Curt bit the inside of his cheek until he tasted blood. ‘A few things, Agent,’ he said carefully. ‘But nothing that warrants discussion.’

‘Curt–’

He stared at the wall. ‘There are interpretations on the liberties that an agent can take when interrogating a prisoner.’

‘Curt–’

‘Would you still like me to function as’ – he paused, working the words over in his head – ‘as Agent Mimosa’s guide when she’s on duty again?’

‘If you are amenable to that situation, then yes.’

Curt gave a stiff nod, then stood.

‘I am sorry,’ Ryan said, ‘that the agents in Adelaide did not treat you with respect. I understand the circumstances of your surrender were not ideal, but you saved a child from becoming a starbright, and that’s to be commended.’

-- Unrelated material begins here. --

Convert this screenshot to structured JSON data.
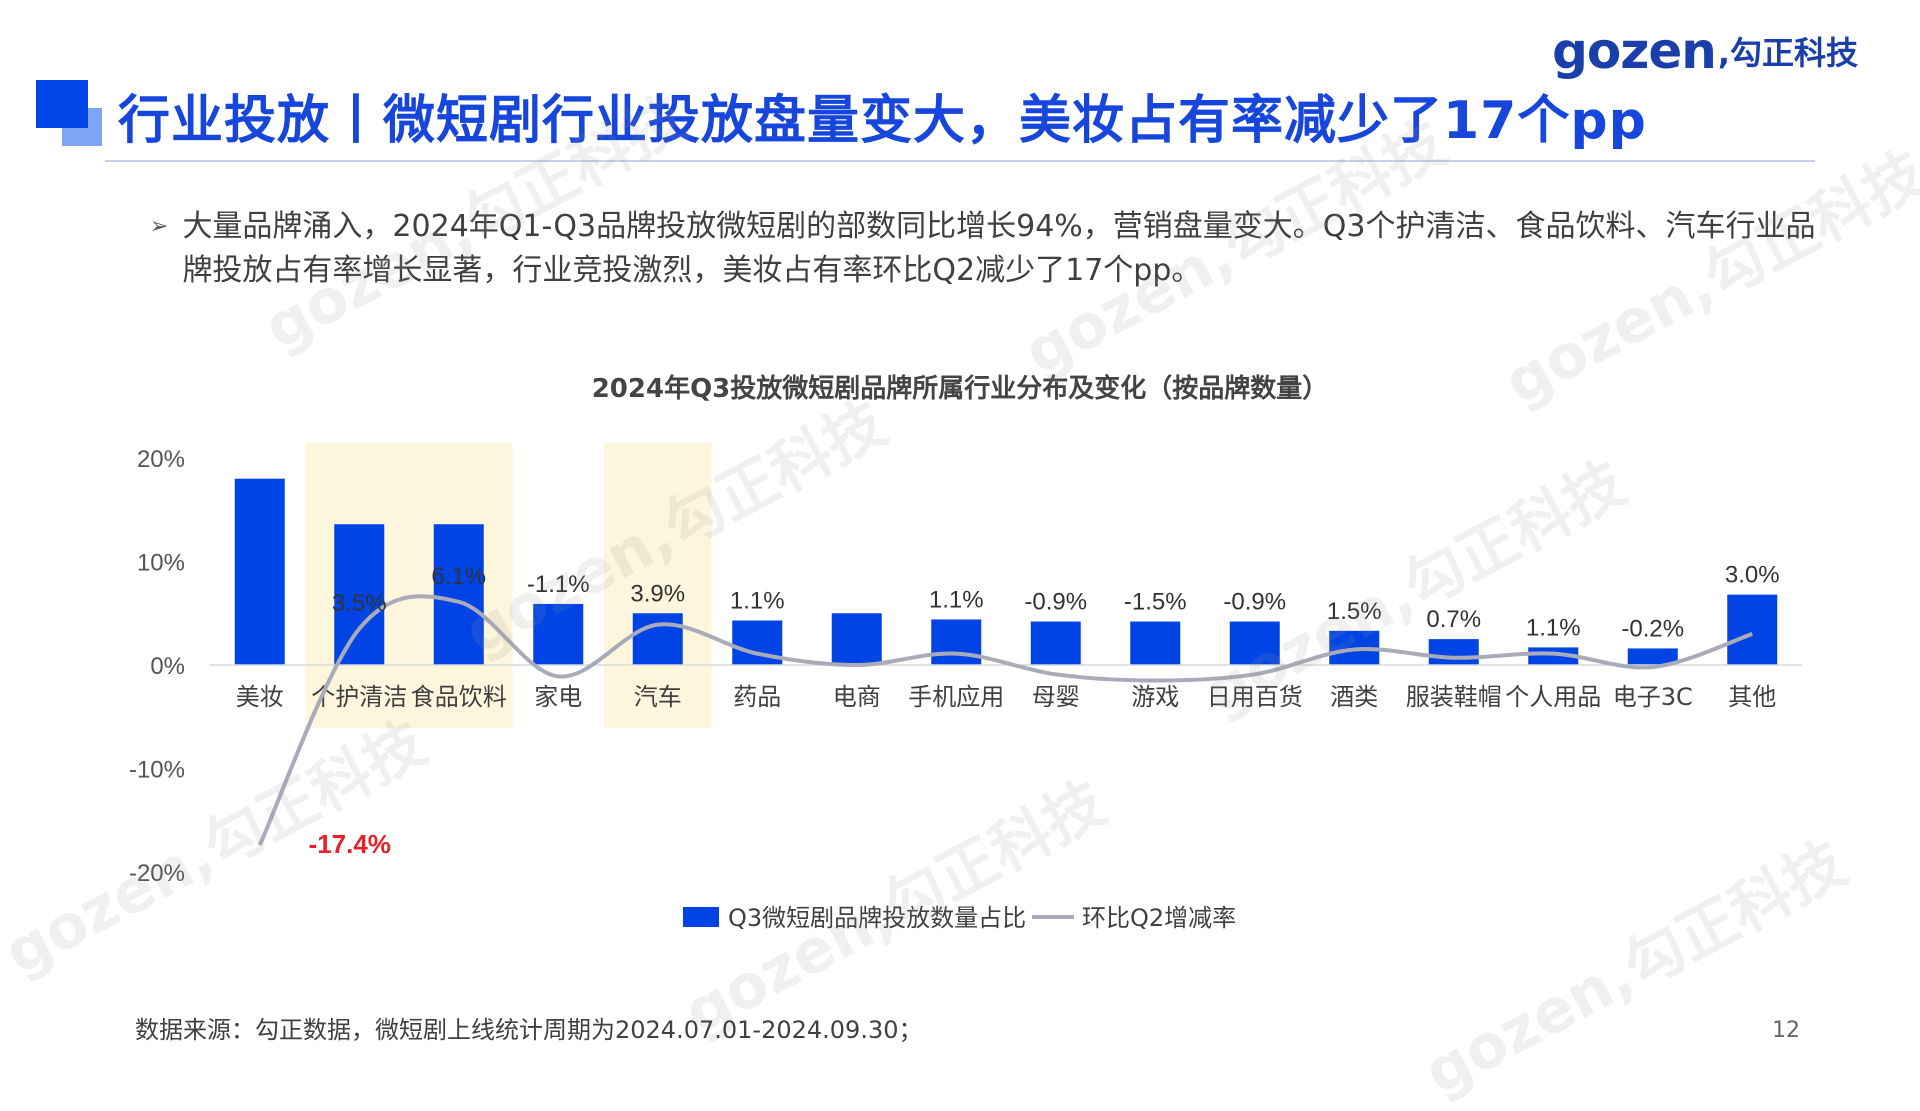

Curt felt himself sag, barely able to hold himself vertical. No one had ever said that before. The focus, deservedly so, had always been on his murder of a pregnant woman, not the rescue of the child. There had been no way to save her, no possible solution that would have allowed him to hide her long enough to get near a vehicle, not even if she’d been able to stand. With the broken legs her captors had given her, saving her had been even more impossible.

Rescuing the child had been the only option.

‘I never–’ Curt started. ‘I never saw the child again.’

Ryan stood, a photo appearing in his hand. ‘This is the child now.’

Curt looked down at a happy little kid, smiling wide whilst being pushed on a swing, brown eyes bright, wavy hair blown up by the wind. ‘May I keep this?’ he asked, pulling the photo towards him.

‘Of course.’ Ryan took a step towards him. ‘Recruit?’

‘Sir?’

‘Did Stef–’ Ryan hesitated. ‘I haven’t had a chance to ask her. Did she say why–’

Curt tried to keep his face neutral. The compliment had been a bribe. The photo had been a bribe. Tit for tat. Truth for truth. ‘She thought you abandoned her.’

Ryan didn’t try to hide the sadness on his face.

‘I told her she was an idiot, sir. You care, it’s demonstrably obvious.’

‘Thank you, Curt.’

Curt gave a stiff nod. ‘If I’m excused, sir.’

‘Of course,’ Ryan said, and Curt walked out into the hall.

The agency halls were comforting. They’d never been comforting before.

He was outside of an agent’s office. He was out in the open. Public. Not as likely to be killed in clear view.

Curt took a breath, then ran for the safety of his room.